Around the world, priests readied Roman Catholics for John Paul's passing. Many expressed hope that his final hours would be peaceful.

"Now he prepares to meet the Lord," Cardinal Francis George said at a Mass in Chicago. "As the portals of death open for him, as they will for each of us ... we must accompany him with our own prayers."

Newspapers in Italy devoted most of their Saturday editions to the suffering of the Polish pope, whose given name is Karol Wojtyla. Il Tempo showed a photo of the white-clad pontiff with his back turned to the camera, with the headline, "Ciao, Karol."

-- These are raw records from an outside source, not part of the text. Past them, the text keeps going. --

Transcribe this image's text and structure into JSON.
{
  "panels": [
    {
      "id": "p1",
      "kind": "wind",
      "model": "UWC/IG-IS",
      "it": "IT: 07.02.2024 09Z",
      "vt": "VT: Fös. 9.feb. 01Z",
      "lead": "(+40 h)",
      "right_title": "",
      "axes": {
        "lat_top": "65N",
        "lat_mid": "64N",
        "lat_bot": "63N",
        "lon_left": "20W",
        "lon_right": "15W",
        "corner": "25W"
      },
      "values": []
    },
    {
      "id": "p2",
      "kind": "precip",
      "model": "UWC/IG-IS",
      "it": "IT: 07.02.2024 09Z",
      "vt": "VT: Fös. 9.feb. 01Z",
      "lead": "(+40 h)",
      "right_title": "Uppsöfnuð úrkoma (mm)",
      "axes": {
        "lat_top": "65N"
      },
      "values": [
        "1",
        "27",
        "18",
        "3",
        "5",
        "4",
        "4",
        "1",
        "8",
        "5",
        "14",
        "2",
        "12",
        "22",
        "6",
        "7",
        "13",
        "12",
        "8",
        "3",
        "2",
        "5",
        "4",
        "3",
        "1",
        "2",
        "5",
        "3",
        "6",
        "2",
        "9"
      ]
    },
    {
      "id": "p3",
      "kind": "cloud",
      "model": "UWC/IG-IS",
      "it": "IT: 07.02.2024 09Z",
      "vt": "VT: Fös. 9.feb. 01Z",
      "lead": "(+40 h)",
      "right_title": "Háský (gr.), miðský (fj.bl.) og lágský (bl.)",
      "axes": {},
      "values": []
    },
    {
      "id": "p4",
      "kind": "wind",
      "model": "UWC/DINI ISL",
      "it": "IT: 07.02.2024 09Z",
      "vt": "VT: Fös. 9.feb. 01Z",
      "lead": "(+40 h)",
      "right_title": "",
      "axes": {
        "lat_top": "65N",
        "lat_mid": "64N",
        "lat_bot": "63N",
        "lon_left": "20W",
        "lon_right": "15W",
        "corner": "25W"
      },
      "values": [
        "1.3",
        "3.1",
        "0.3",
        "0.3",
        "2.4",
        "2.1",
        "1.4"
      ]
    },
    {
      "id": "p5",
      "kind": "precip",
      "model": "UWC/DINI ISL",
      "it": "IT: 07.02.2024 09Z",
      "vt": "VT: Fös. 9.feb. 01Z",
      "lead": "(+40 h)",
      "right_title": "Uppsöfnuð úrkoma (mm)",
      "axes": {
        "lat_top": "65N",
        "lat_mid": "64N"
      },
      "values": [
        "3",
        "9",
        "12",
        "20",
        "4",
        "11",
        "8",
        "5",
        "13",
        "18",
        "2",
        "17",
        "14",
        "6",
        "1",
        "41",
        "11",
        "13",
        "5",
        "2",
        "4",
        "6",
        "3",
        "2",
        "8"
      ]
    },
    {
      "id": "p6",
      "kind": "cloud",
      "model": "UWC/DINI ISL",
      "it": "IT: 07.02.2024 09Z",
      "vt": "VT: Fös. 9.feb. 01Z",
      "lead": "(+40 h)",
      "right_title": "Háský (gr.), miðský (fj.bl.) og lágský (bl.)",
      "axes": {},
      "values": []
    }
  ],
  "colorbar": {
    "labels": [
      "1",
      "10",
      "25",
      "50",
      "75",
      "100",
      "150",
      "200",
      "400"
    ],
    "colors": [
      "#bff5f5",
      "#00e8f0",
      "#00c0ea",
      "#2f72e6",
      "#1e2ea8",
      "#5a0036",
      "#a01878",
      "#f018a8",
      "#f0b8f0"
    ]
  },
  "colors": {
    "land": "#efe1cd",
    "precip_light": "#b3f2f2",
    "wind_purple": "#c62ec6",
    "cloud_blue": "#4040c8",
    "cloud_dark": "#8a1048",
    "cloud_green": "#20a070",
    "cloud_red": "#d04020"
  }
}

The Il Secolo XIX newspaper of Genoa reported that the pope, with the help of his private secretary, Archbishop Stanislaw Dziwisz, wrote a note to his aides urging them not to weep for him.

"I am happy, and you should be as well," the note reportedly said. "Let us pray together with joy."

The Vatican said Friday morning that John Paul was in "very grave" condition after suffering blood poisoning from a urinary tract infection the previous night, but that he was "fully conscious and extraordinarily serene." The pope was being treated by the Vatican medical team and declined to be hospitalized.